I wonder if those CEOs deciding to cut back by 10,000 or 30,000 people take it as personally. Do they actually sit face-to-face with any of those individuals and worry with them about their futures?

It has to be one of the toughest challenges for any entrepreneur or executive. And still a worthy objective to try and avoid any firings. So hire as "perfectly" as you can, then manage well enough to avoid those "economic circumstances" that lead to downsizing.

It may seem like we are getting more done by multitasking but maybe we would be more productive and deliver better results by focusing on one thing at a time.

I'm guilty of needing to keep all my faculties engaged by doing at least two things at once. Reading the paper, eating breakfast, listening to the radio would be typical. On Sunday night I'm switching between doing my blog, watching the hockey game and talking to my son in Vancouver. Probably not focusing adequately on any one of them but feeling productive by doing several things at once.

Also working on two interesting books at the same time.
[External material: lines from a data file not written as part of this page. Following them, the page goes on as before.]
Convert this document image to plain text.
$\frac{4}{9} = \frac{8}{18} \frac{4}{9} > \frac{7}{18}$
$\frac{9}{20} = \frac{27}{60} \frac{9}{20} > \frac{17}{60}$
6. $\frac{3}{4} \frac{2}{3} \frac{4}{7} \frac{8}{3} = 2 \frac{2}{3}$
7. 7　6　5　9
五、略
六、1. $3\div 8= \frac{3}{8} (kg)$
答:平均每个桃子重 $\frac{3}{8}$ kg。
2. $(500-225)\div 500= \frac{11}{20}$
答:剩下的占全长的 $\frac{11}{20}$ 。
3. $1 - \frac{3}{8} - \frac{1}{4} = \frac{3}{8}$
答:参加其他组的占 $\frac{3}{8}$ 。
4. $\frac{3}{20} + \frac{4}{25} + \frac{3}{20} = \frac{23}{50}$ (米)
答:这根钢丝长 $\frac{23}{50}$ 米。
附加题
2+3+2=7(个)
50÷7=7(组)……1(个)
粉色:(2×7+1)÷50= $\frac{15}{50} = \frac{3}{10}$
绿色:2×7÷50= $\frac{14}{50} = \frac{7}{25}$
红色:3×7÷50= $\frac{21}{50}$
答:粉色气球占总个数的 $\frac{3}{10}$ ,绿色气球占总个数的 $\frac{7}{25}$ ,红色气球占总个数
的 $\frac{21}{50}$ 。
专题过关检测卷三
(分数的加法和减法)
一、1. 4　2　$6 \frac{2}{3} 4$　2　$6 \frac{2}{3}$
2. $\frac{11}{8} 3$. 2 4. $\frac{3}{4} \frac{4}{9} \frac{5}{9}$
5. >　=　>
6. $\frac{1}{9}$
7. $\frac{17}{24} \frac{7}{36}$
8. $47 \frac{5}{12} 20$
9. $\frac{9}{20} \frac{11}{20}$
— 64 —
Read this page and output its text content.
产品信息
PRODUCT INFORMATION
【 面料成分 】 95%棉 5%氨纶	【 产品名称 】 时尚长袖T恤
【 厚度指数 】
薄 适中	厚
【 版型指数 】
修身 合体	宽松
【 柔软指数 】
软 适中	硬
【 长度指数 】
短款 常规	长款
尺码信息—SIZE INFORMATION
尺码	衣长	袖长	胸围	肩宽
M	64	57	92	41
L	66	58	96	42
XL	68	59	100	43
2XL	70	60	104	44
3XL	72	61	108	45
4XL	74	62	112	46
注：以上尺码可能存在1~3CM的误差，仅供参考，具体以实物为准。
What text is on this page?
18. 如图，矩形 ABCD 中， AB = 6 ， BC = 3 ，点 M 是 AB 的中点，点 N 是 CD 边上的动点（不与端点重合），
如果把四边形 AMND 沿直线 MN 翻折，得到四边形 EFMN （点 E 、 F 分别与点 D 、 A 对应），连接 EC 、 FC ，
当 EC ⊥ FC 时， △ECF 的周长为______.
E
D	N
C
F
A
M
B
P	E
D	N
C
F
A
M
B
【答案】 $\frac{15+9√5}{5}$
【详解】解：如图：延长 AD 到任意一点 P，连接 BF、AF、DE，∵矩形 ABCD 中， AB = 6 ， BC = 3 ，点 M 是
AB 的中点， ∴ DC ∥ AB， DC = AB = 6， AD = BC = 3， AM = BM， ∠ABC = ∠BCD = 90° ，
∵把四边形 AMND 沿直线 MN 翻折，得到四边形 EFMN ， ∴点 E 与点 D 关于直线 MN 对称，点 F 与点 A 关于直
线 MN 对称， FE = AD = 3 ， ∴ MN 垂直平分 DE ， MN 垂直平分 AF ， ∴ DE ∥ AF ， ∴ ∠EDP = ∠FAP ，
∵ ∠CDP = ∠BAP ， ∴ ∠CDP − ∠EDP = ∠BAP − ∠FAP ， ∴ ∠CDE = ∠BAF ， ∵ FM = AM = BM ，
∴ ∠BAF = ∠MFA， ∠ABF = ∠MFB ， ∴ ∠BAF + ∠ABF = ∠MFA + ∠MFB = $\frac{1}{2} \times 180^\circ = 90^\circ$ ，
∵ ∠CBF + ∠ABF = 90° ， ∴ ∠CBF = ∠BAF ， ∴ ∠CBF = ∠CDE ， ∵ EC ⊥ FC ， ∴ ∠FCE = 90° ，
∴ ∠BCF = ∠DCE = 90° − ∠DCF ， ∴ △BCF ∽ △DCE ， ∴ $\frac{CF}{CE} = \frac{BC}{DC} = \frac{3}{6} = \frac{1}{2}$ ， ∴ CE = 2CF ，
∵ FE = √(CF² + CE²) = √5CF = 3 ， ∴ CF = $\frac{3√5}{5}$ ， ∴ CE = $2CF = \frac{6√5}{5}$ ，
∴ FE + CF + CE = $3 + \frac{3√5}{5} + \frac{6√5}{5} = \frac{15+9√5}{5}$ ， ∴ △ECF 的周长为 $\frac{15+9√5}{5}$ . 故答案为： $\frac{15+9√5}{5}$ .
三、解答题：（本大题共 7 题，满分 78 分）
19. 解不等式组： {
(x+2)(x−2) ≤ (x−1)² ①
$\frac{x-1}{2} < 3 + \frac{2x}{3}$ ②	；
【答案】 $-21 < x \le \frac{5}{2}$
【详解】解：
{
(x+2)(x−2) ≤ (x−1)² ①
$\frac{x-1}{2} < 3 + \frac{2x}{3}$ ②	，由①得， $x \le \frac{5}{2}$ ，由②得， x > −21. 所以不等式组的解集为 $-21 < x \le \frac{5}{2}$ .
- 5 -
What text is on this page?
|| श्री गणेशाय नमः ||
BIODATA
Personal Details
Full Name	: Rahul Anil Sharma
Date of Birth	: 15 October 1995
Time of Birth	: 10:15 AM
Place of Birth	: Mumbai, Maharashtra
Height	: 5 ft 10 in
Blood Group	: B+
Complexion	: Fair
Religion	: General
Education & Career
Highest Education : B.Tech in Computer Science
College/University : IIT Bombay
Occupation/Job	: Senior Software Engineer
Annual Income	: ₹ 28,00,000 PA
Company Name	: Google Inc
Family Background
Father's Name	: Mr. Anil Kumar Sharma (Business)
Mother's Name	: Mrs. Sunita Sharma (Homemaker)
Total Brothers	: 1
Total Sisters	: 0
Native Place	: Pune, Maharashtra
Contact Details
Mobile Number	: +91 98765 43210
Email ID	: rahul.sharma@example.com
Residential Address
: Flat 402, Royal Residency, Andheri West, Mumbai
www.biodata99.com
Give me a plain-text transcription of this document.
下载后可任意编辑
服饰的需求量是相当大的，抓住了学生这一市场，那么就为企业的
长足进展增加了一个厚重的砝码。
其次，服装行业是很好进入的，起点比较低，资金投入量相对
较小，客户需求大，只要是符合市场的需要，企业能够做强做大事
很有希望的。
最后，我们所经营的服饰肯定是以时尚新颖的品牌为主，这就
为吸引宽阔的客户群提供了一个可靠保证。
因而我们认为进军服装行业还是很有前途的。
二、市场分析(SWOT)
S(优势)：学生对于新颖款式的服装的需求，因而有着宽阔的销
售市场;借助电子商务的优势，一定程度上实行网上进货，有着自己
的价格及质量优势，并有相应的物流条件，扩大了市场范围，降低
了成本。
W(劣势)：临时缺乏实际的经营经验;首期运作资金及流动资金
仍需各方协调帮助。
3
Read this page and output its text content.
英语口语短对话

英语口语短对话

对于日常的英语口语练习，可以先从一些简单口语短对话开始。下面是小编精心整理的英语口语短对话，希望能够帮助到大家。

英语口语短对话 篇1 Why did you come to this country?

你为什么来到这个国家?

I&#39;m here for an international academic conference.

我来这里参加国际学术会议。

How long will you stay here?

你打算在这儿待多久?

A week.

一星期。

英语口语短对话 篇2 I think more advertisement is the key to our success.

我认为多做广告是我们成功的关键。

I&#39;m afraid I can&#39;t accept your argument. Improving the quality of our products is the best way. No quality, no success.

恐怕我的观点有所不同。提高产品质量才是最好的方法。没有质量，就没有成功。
Jim Collins "Good to Great" and Henry Mintzberg's "Manager's, Not MBA's". Both have quite controversial and and unconventional points of view. Collins' research on companies that have gone from poor to exceptional performance concludes that none of them brought in celebrity CEOs that made big breakthrough strategic moves. Mintzberg makes a strong case against the value of an MBA for future managers and the damage done by the emphasis on analysis and bold strategic decisions by MBA trained executives. They would both suggest the recent history of HP under Carly Fiorina proves their point. She apparently disagrees.

Can we learn anything good from the celebrity CEOs that get so much attention as visionary leaders with exceptional entrepreneurial skills? I would say yes we can extract some useful ideas from their business strategies and tactics, but their are two important things to remember. First, their unique personalities and skill sets have a lot to do with their success (and their notoriety) and cannot be replicated. Second, their industry and company knowledge and experience may not translate into success in another company. That lesson has been very expensive to learn for many Boards of Directors and Shareholders. Think HP or Home Depot.

That's all for tonight. My battery is dying and Calgary-Detroit are in overtime!